Kevin Ngo scite author profile

Oxidative damage is a well-established driver of aging. Evidence of oxidative stress exists in aged and degenerated discs, but it is unclear how it affects disc metabolism. In this study, we first determined whether oxidative stress negatively impacts disc matrix metabolism using disc organotypic and cell cultures. Mouse disc organotypic culture grown at atmospheric oxygen (20% O2) exhibited perturbed disc matrix homeostasis, including reduced proteoglycan synthesis and enhanced expression of matrix metalloproteinases, compared to discs grown at low oxygen levels (5% O2). Human disc cells grown at 20% O2 showed increased levels of mitochondrial-derived superoxide anions and perturbed matrix homeostasis.
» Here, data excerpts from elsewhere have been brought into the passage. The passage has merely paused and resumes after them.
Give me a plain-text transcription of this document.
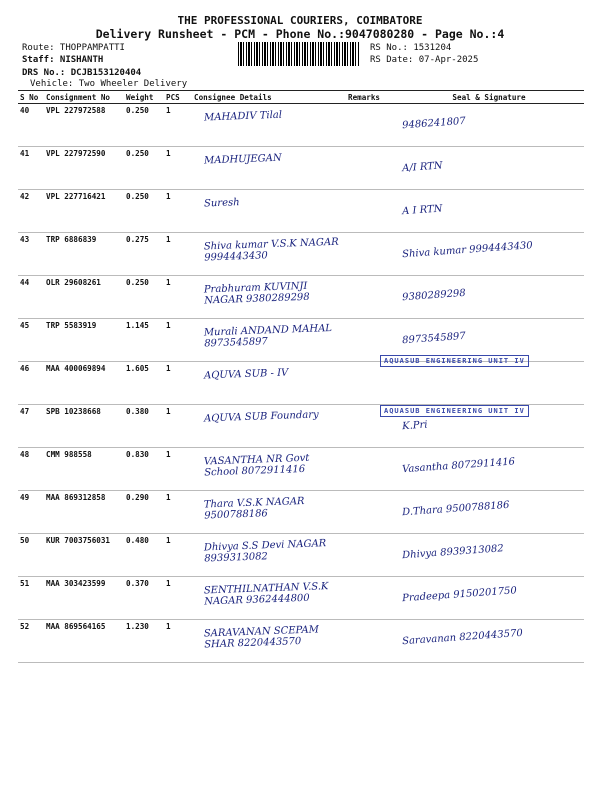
THE PROFESSIONAL COURIERS, COIMBATORE
Delivery Runsheet - PCM - Phone No.:9047080280 - Page No.:4
Route: THOPPAMPATTI
Staff: NISHANTH
DRS No.: DCJB153120404
Vehicle: Two Wheeler Delivery
RS No.: 1531204
RS Date: 07-Apr-2025
S No	Consignment No	Weight	PCS	Consignee Details	Remarks	Seal & Signature
40	VPL 227972588	0.250	1	MAHADIV Tilal		9486241807

41	VPL 227972590	0.250	1	MADHUJEGAN		A/I RTN

42	VPL 227716421	0.250	1	Suresh		A I RTN

43	TRP 6886839	0.275	1	Shiva kumar V.S.K NAGAR 9994443430		Shiva kumar 9994443430

44	OLR 29608261	0.250	1	Prabhuram KUVINJI NAGAR 9380289298		9380289298

45	TRP 5583919	1.145	1	Murali ANDAND MAHAL 8973545897		8973545897

46	MAA 400069894	1.605	1	AQUVA SUB - IV		

47	SPB 10238668	0.380	1	AQUVA SUB Foundary		K.Pri

48	CMM 988558	0.830	1	VASANTHA NR Govt School 8072911416		Vasantha 8072911416

49	MAA 869312858	0.290	1	Thara V.S.K NAGAR 9500788186		D.Thara 9500788186

50	KUR 7003756031	0.480	1	Dhivya S.S Devi NAGAR 8939313082		Dhivya 8939313082

51	MAA 303423599	0.370	1	SENTHILNATHAN V.S.K NAGAR 9362444800		Pradeepa 9150201750

52	MAA 869564165	1.230	1	SARAVANAN SCEPAM SHAR 8220443570		Saravanan 8220443570
AQUASUB ENGINEERING UNIT IV
AQUASUB ENGINEERING UNIT IV
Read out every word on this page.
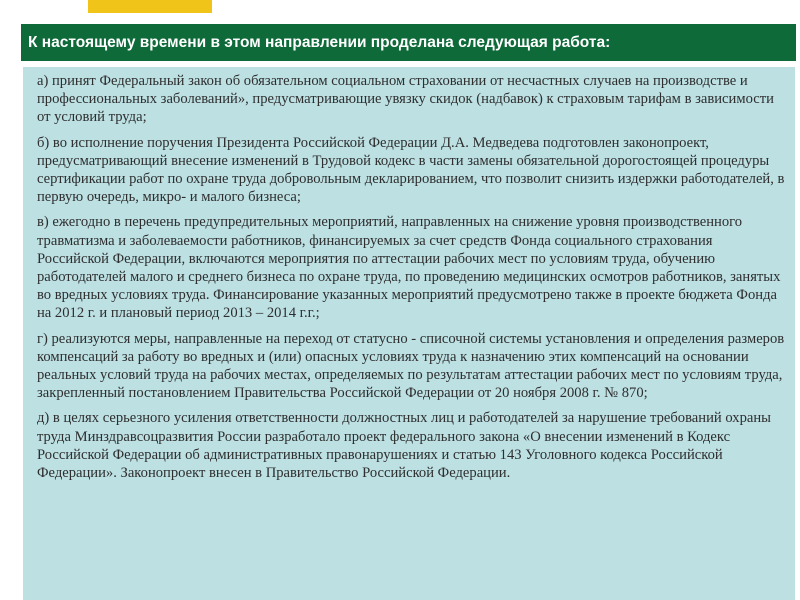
К настоящему времени в этом направлении проделана следующая работа:

а) принят Федеральный закон об обязательном социальном страховании от несчастных случаев на производстве и профессиональных заболеваний», предусматривающие увязку скидок (надбавок) к страховым тарифам в зависимости от условий труда;

б) во исполнение поручения Президента Российской Федерации Д.А. Медведева подготовлен законопроект, предусматривающий внесение изменений в Трудовой кодекс в части замены обязательной дорогостоящей процедуры сертификации работ по охране труда добровольным декларированием, что позволит снизить издержки работодателей, в первую очередь, микро- и малого бизнеса;

в) ежегодно в перечень предупредительных мероприятий, направленных на снижение уровня производственного травматизма и заболеваемости работников, финансируемых за счет средств Фонда социального страхования Российской Федерации, включаются мероприятия по аттестации рабочих мест по условиям труда, обучению работодателей малого и среднего бизнеса по охране труда, по проведению медицинских осмотров работников, занятых во вредных условиях труда. Финансирование указанных мероприятий предусмотрено также в проекте бюджета Фонда на 2012 г. и плановый период 2013 – 2014 г.г.;

г) реализуются меры, направленные на переход от статусно - списочной системы установления и определения размеров компенсаций за работу во вредных и (или) опасных условиях труда к назначению этих компенсаций на основании реальных условий труда на рабочих местах, определяемых по результатам аттестации рабочих мест по условиям труда, закрепленный постановлением Правительства Российской Федерации от 20 ноября 2008 г. № 870;

д) в целях серьезного усиления ответственности должностных лиц и работодателей за нарушение требований охраны труда Минздравсоцразвития России разработало проект федерального закона «О внесении изменений в Кодекс Российской Федерации об административных правонарушениях и статью 143 Уголовного кодекса Российской Федерации». Законопроект внесен в Правительство Российской Федерации.
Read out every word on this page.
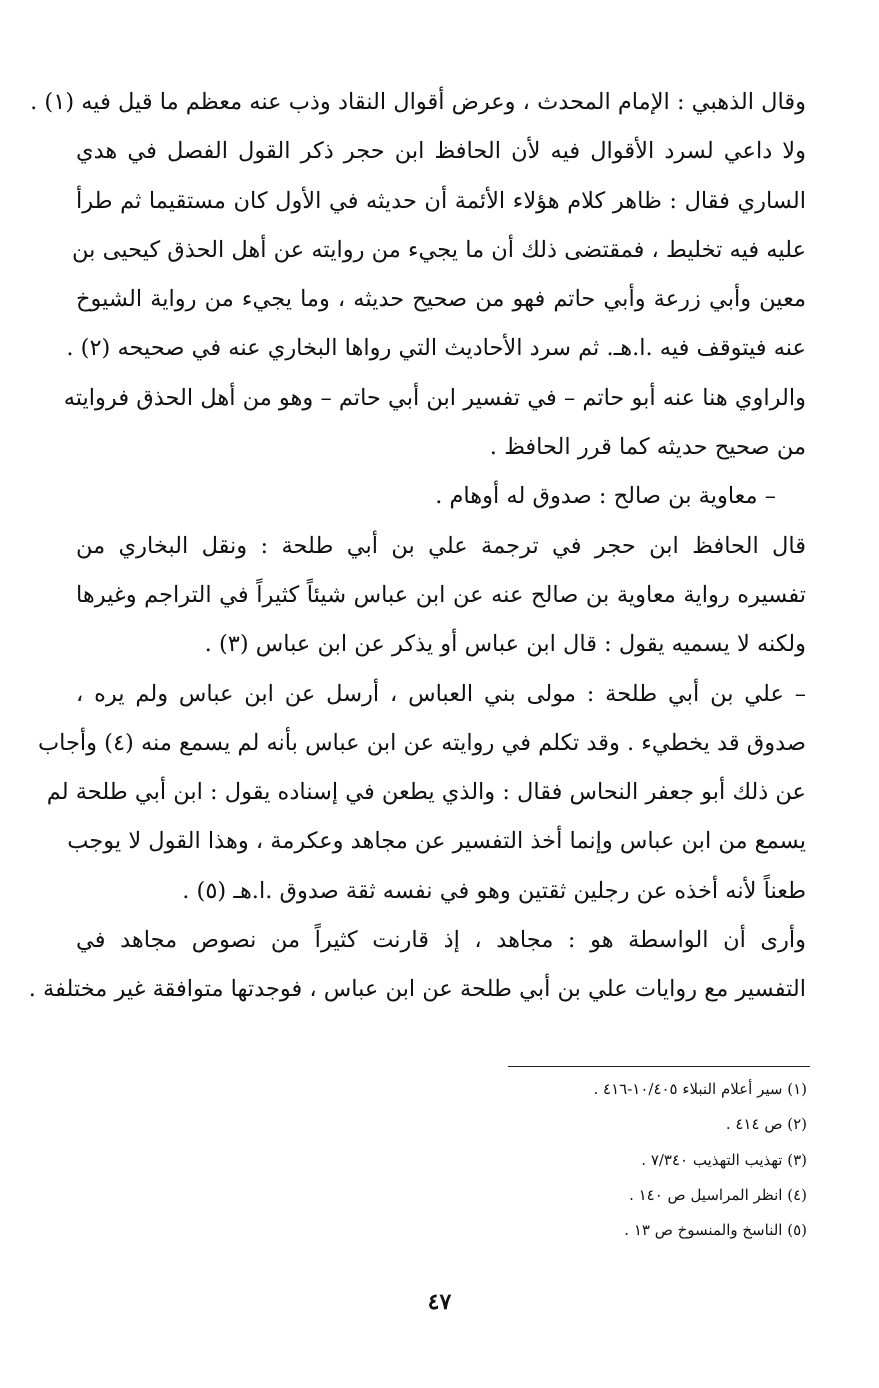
وقال الذهبي : الإمام المحدث ، وعرض أقوال النقاد وذب عنه معظم ما قيل فيه (١) .
ولا داعي لسرد الأقوال فيه لأن الحافظ ابن حجر ذكر القول الفصل في هدي
الساري فقال : ظاهر كلام هؤلاء الأئمة أن حديثه في الأول كان مستقيما ثم طرأ
عليه فيه تخليط ، فمقتضى ذلك أن ما يجيء من روايته عن أهل الحذق كيحيى بن
معين وأبي زرعة وأبي حاتم فهو من صحيح حديثه ، وما يجيء من رواية الشيوخ
عنه فيتوقف فيه .ا.هـ. ثم سرد الأحاديث التي رواها البخاري عنه في صحيحه (٢) .
والراوي هنا عنه أبو حاتم – في تفسير ابن أبي حاتم – وهو من أهل الحذق فروايته
من صحيح حديثه كما قرر الحافظ .
– معاوية بن صالح : صدوق له أوهام .
قال الحافظ ابن حجر في ترجمة علي بن أبي طلحة : ونقل البخاري من
تفسيره رواية معاوية بن صالح عنه عن ابن عباس شيئاً كثيراً في التراجم وغيرها
ولكنه لا يسميه يقول : قال ابن عباس أو يذكر عن ابن عباس (٣) .
– علي بن أبي طلحة : مولى بني العباس ، أرسل عن ابن عباس ولم يره ،
صدوق قد يخطيء . وقد تكلم في روايته عن ابن عباس بأنه لم يسمع منه (٤) وأجاب
عن ذلك أبو جعفر النحاس فقال : والذي يطعن في إسناده يقول : ابن أبي طلحة لم
يسمع من ابن عباس وإنما أخذ التفسير عن مجاهد وعكرمة ، وهذا القول لا يوجب
طعناً لأنه أخذه عن رجلين ثقتين وهو في نفسه ثقة صدوق .ا.هـ (٥) .
وأرى أن الواسطة هو : مجاهد ، إذ قارنت كثيراً من نصوص مجاهد في
التفسير مع روايات علي بن أبي طلحة عن ابن عباس ، فوجدتها متوافقة غير مختلفة .
(١) سير أعلام النبلاء ١٠/٤٠٥-٤١٦ .
(٢) ص ٤١٤ .
(٣) تهذيب التهذيب ٧/٣٤٠ .
(٤) انظر المراسيل ص ١٤٠ .
(٥) الناسخ والمنسوخ ص ١٣ .
٤٧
Treatment of disc cells with the mitochondria-targeted reactive oxygen species (ROS) scavenger XJB-5-131 blunted the adverse effects caused by 20% O2. Importantly, we demonstrated that treatment of accelerated aging Ercc1−/Δmice, previously established to be a useful in vivo model to study age-related intervertebral disc degeneration (IDD), also resulted in improved disc total glycosaminoglycan content and proteoglycan synthesis. This demonstrates that mitochondrial-derived ROS contributes to age-associated IDD in Ercc1−/Δmice. Collectively, these data provide strong experimental evidence that mitochondrial-derived ROS play a causal role in driving changes linked to aging-related IDD and a potentially important role for radical scavengers in preventing IDD.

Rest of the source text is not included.